PS: Not associated with DuckDB team at all, I just love DuckDB so much that I shill for them when I see them in HN.
I'm sorry, I must be exceptionally stupid (or haven't seriously worked in this particular problem domain and thus lacking awareness), but I still can't figure out the use cases from this feature list.
What sort of thing should I be working on, to think "oh, maybe I want this DuckDB thing here to do this for me?"
I guess I don't really get the "that you want to learn something about" bit.
I’m not the person you asked, but here are some random, assorted examples of “structured data you want to learn something about”:
- data you’ve pulled from an API, such as stock history or weather data,
- banking records you want to analyze for patterns, trends, unauthorized transactions, etc
- your personal fitness data, such as workouts, distance, pace, etc
- your personal sleep patterns (data retrieved from a sleep tracking device),
- data you’ve pulled from an enterprise database at work — could be financial data, transactions, inventory, transit times, or anything else stored there that you might need to pull and analyze.
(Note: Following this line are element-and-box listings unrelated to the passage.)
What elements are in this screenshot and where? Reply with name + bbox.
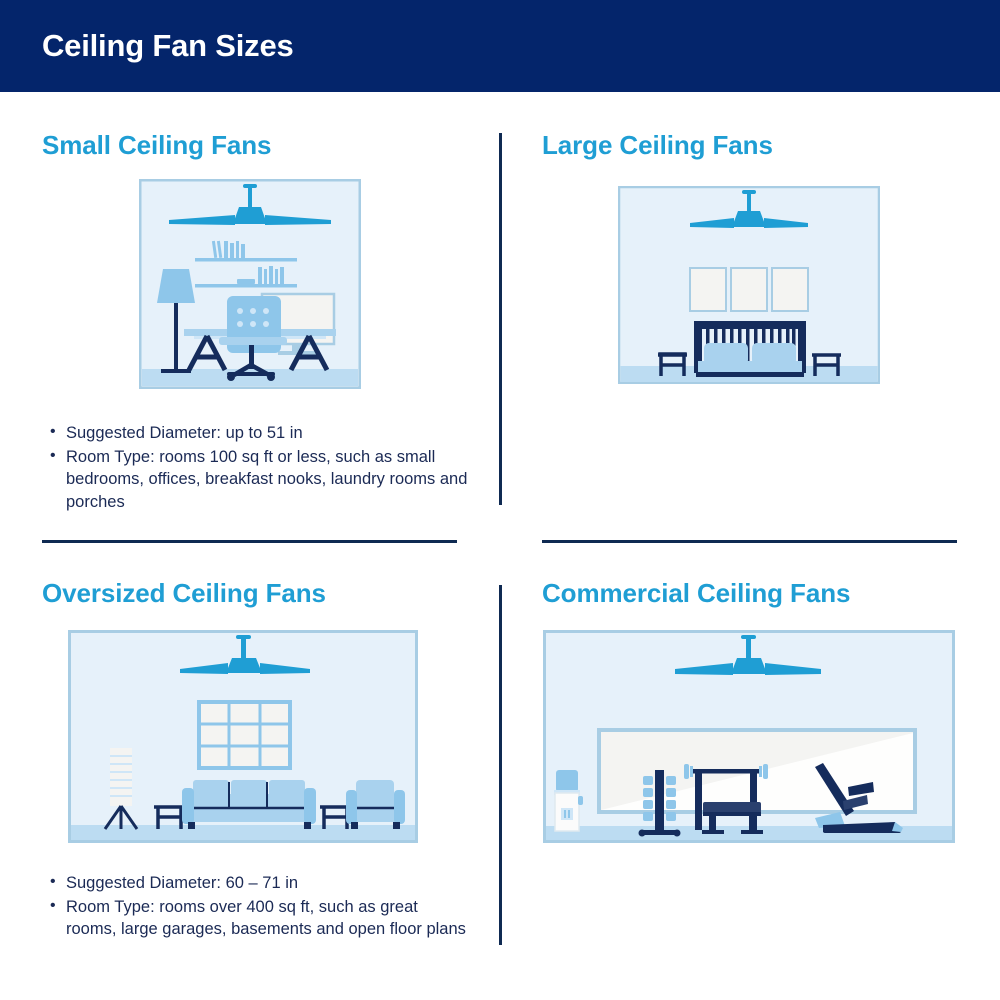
bullets-oversized: Suggested Diameter: 60 – 71 in Room Type…: [48, 872, 468, 942]
section-title-oversized: Oversized Ceiling Fans: [42, 578, 326, 609]
gym-scene: [543, 630, 955, 843]
bedroom-scene: [618, 186, 880, 384]
section-large: Large Ceiling Fans: [500, 92, 1000, 540]
section-title-commercial: Commercial Ceiling Fans: [542, 578, 850, 609]
section-commercial: Commercial Ceiling Fans: [500, 540, 1000, 1000]
list-item: Suggested Diameter: 60 – 71 in: [48, 872, 468, 895]
sections-grid: Small Ceiling Fans: [0, 92, 1000, 1000]
window: [199, 702, 290, 768]
section-title-large: Large Ceiling Fans: [542, 130, 773, 161]
section-title-small: Small Ceiling Fans: [42, 130, 271, 161]
page-title: Ceiling Fan Sizes: [42, 28, 294, 64]
home-office-scene: [139, 179, 361, 389]
page-header: Ceiling Fan Sizes: [0, 0, 1000, 92]
list-item: Suggested Diameter: up to 51 in: [48, 422, 473, 445]
bullets-small: Suggested Diameter: up to 51 in Room Typ…: [48, 422, 473, 514]
section-small: Small Ceiling Fans: [0, 92, 500, 540]
list-item: Room Type: rooms 100 sq ft or less, such…: [48, 446, 473, 514]
list-item: Room Type: rooms over 400 sq ft, such as…: [48, 896, 468, 941]
sofa: [182, 780, 316, 829]
section-oversized: Oversized Ceiling Fans: [0, 540, 500, 1000]
wall-art: [690, 268, 808, 311]
living-room-scene: [68, 630, 418, 843]
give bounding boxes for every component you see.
Here’s a personal example: I recently downloaded a publicly available dataset that came in the form of a 30 MB csv file. But instead of using commas to separate fields, it used the pipe character (‘|’). I used DuckDB to quickly read the data from the file. I could have actually queried the file directly using DuckDB SQL, but in my case I saved it to a local DuckDB database and queried it from there.
My dumb guy heuristic for DuckDB vs SQLite is something like:
- Am I doing data analysis?
- Is it read-heavy, write-light, using complex queries over large datasets?
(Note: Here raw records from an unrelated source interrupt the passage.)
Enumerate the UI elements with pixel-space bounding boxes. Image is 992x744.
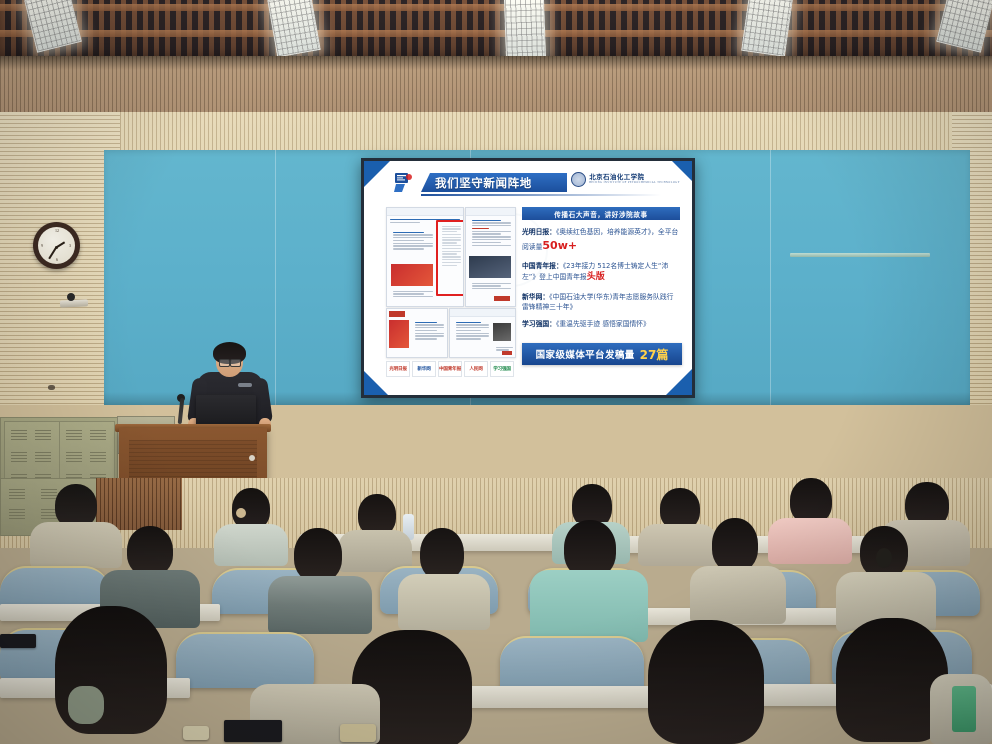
presentation-slide: 我们坚守新闻阵地 北京石油化工学院 BEIJING INSTITUTE OF P… [364,161,692,395]
audience-head [712,518,758,572]
media-logo-label: 新华网 [417,366,430,372]
media-logo-label: 人民网 [469,366,482,372]
slide-title-ribbon: 我们坚守新闻阵地 [421,173,567,192]
speaker-glasses-right [230,359,241,367]
wall-fixture [48,385,55,390]
clipping-photo [469,256,511,278]
clipping-photo [493,323,511,341]
projection-screen[interactable]: 我们坚守新闻阵地 北京石油化工学院 BEIJING INSTITUTE OF P… [361,158,695,398]
speaker-shirt-logo [238,383,252,387]
media-logo-label: 学习强国 [493,366,511,372]
media-logo: 光明日报 [386,361,410,377]
audience-body [398,574,490,630]
audience-body [30,522,122,568]
wall-mount-bracket [60,299,88,307]
news-clipping [386,308,448,358]
audience-head [127,526,173,576]
audience-hoodie [530,570,648,642]
ceiling-light-panel [741,0,793,57]
backdrop-seam [275,150,276,405]
clipping-photo [391,264,433,286]
slide-corner-decoration [666,369,692,395]
slide-corner-decoration [364,161,390,187]
media-logo-label: 中国青年报 [439,366,461,372]
slide-bottom-banner: 国家级媒体平台发稿量 27篇 [522,343,682,365]
audience-head [420,528,464,580]
slide-entry: 新华网：《中国石油大学(华东)青年志愿服务队践行雷锋精神三十年》 [522,292,680,313]
clipping-header [387,208,463,216]
auditorium-chair[interactable] [176,632,314,688]
clipping-header [450,309,515,317]
bottom-banner-text: 国家级媒体平台发稿量 [536,347,635,361]
lecture-hall-photo: 12 3 6 9 [0,0,992,744]
desk-item [183,726,209,740]
clock-face: 12 3 6 9 [38,227,75,264]
highlight-box [436,220,464,296]
wall-shadow [0,56,992,70]
clipping-photo [389,320,409,348]
audience-body [690,566,786,624]
media-logo: 新华网 [412,361,436,377]
media-logos-strip: 光明日报 新华网 中国青年报 人民网 学习强国 [386,361,514,377]
speaker-glasses-left [219,359,230,367]
entry-body: 《重温先驱手迹 感悟家国情怀》 [556,320,650,328]
ceiling-light-panel [504,0,546,61]
media-logo: 学习强国 [490,361,514,377]
audience-body [638,524,718,566]
audience-head-foreground [648,620,764,744]
hair-clip [236,508,246,518]
audience-head [294,528,342,582]
ceiling-light-panel [267,0,320,57]
media-logo: 人民网 [464,361,488,377]
wall-clock: 12 3 6 9 [33,222,80,269]
media-logo-label: 光明日报 [389,366,407,372]
audience-area [0,478,992,744]
tablet-device[interactable] [0,634,36,648]
news-clipping-collage [386,207,514,357]
slide-text-block: 传播石大声音，讲好涉院故事 光明日报：《奥续红色基因，培养能源英才》，全平台阅读… [522,207,680,330]
news-clipping [449,308,516,358]
slide-sub-banner: 传播石大声音，讲好涉院故事 [522,207,680,220]
whiteboard-tray [790,253,930,257]
ceiling-beam [0,4,992,11]
entry-label: 学习强国： [522,320,556,328]
smartphone[interactable] [224,720,282,742]
news-clipping [465,207,516,307]
audience-body [268,576,372,634]
hair-clip [876,548,892,568]
entry-highlight: 50w+ [542,239,577,252]
clock-center [55,246,58,249]
entry-label: 光明日报： [522,228,556,236]
university-seal-icon [571,172,586,187]
audience-body [768,518,852,564]
slide-corner-decoration [364,371,388,395]
university-logo: 北京石油化工学院 BEIJING INSTITUTE OF PETROCHEMI… [571,172,680,187]
hair-scrunchie [68,686,104,724]
desk-item [340,724,376,742]
audience-body [214,524,288,566]
backdrop-seam [770,150,771,405]
entry-highlight: 头版 [587,272,605,282]
podium-knob [249,455,255,461]
wall-camera-icon [67,293,75,301]
title-underline [421,194,661,196]
newspaper-emblem-icon [392,171,414,195]
slide-entry: 光明日报：《奥续红色基因，培养能源英才》，全平台阅读量50w+ [522,227,680,255]
university-name-en: BEIJING INSTITUTE OF PETROCHEMICAL TECHN… [589,181,680,185]
news-clipping [386,207,464,307]
water-bottle [952,686,976,732]
slide-entry: 学习强国：《重温先驱手迹 感悟家国情怀》 [522,319,680,330]
media-logo: 中国青年报 [438,361,462,377]
entry-label: 新华网： [522,293,549,301]
slide-entry: 中国青年报：《23年接力 512名博士铸定人生“沛左”》登上中国青年报头版 [522,261,680,285]
slide-title: 我们坚守新闻阵地 [435,175,532,191]
clipping-header [466,208,515,216]
entry-label: 中国青年报： [522,262,563,270]
ceiling-beam [0,30,992,37]
bottom-banner-count: 27篇 [640,346,669,363]
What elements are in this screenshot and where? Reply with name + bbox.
- Is the dataset large (several GB to terabytes or more)?
- Do I want to use parquet/csv/json data without transformation steps?
- Do I need to distribute the workload across multiple cores?
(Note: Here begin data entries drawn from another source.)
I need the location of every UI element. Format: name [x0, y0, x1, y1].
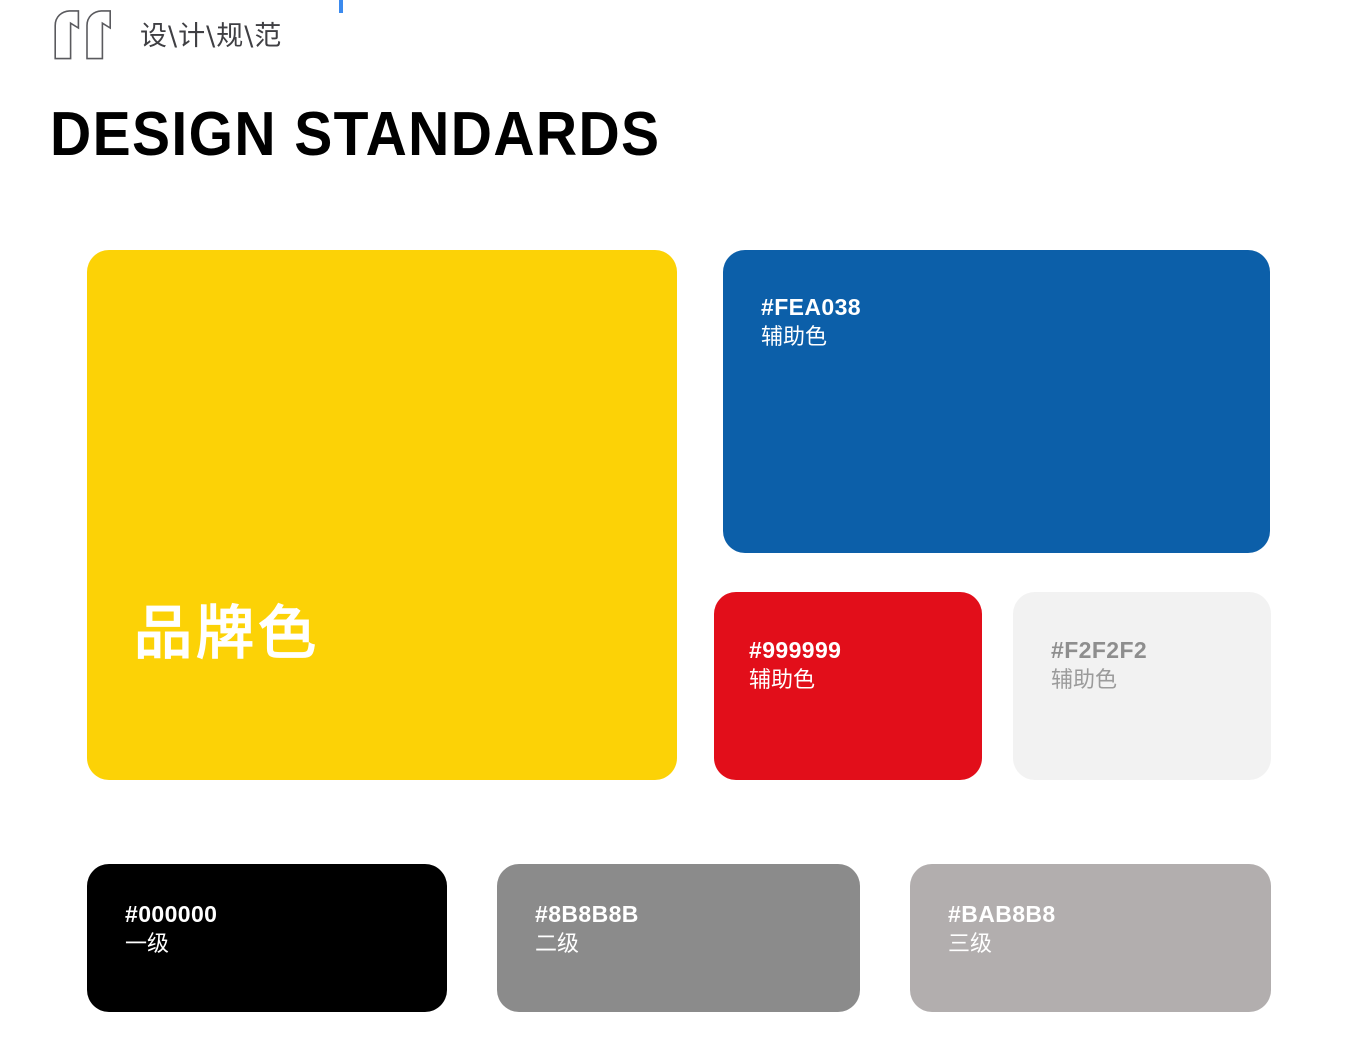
swatch-role-label: 辅助色 — [1051, 666, 1147, 697]
accent-tick — [339, 0, 343, 13]
swatch-accent-red: #999999 辅助色 — [714, 592, 982, 780]
swatch-text-group: #FEA038 辅助色 — [761, 292, 861, 354]
swatch-text-group: #999999 辅助色 — [749, 635, 841, 697]
swatch-text-group: #F2F2F2 辅助色 — [1051, 635, 1147, 697]
swatch-text-level-2: #8B8B8B 二级 — [497, 864, 860, 1012]
swatch-role-label: 二级 — [535, 930, 639, 961]
swatch-role-label: 辅助色 — [749, 666, 841, 697]
swatch-role-label: 三级 — [948, 930, 1056, 961]
swatch-text-group: #000000 一级 — [125, 899, 217, 961]
swatch-role-label: 一级 — [125, 930, 217, 961]
swatch-text-level-3: #BAB8B8 三级 — [910, 864, 1271, 1012]
swatch-text-level-1: #000000 一级 — [87, 864, 447, 1012]
swatch-hex-value: #000000 — [125, 899, 217, 930]
swatch-hex-value: #FEA038 — [761, 292, 861, 323]
swatch-hex-value: #BAB8B8 — [948, 899, 1056, 930]
swatch-hex-value: #8B8B8B — [535, 899, 639, 930]
swatch-hex-value: #999999 — [749, 635, 841, 666]
swatch-accent-blue: #FEA038 辅助色 — [723, 250, 1270, 553]
eyebrow-label: 设\计\规\范 — [140, 23, 282, 50]
swatch-text-group: #8B8B8B 二级 — [535, 899, 639, 961]
swatch-accent-light-gray: #F2F2F2 辅助色 — [1013, 592, 1271, 780]
swatch-hex-value: #F2F2F2 — [1051, 635, 1147, 666]
swatch-text-group: #BAB8B8 三级 — [948, 899, 1056, 961]
page-title: DESIGN STANDARDS — [50, 104, 660, 166]
swatch-brand-color: 品牌色 — [87, 250, 677, 780]
swatch-role-label: 辅助色 — [761, 323, 861, 354]
eyebrow: 设\计\规\范 — [52, 10, 282, 62]
brand-color-label: 品牌色 — [134, 604, 320, 662]
quote-mark-icon — [52, 10, 118, 62]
If any of those are a yes, I might want DuckDB
- Do I need to write data frequently?
- Are ACID transactions important?
- Do I need concurrent writers?
- Are my data sets tiny?
- Are my queries super simple?
If most of the first questions are no and some of these are yes, SQLite is the right call
On way to think about it is SQLite for columnar / analytical data.
It works great against local files, but my favorite DuckDB feature is that it can run queries against remote Parquet files, fetching just the ranges of bytes it needs to answer the query using HTTP range queries.
This means you can run eg a count(*) against a 15GB parquet file from your laptop and only fetch a few hundred KBs of data (if that).
Small intro, It's a relational database for analytical data primarily. It's an "in-process" database meaning you can import certain files at runtime and query them. That's how it differs primarily from regular relational systems.
for the average developer I think the killer feature is allowing you to query over whatever data you want (csv, json, parquet, even gsheets) as equals, directly from their file form - can even join across them
It has great CSV and JSON processing so I find it's almost better thought of as an Excel-like tool vs. a database. Great for running quick analysis and exploratory work. Example: I need to do some reporting mock-ups on Jira data; DuckDB sucks it all in (or queries exports in place), makes it easy to clean, filter, pivot, etc. export to CSV
If you're developing in the data space you should consider your "small data" scenarios (ex: the vast majority of our clients have < 1GB of analytical data; Snowflake, etc. is overkill). Building a DW that exists entirely in a local browser session is possible now; that's a big deal.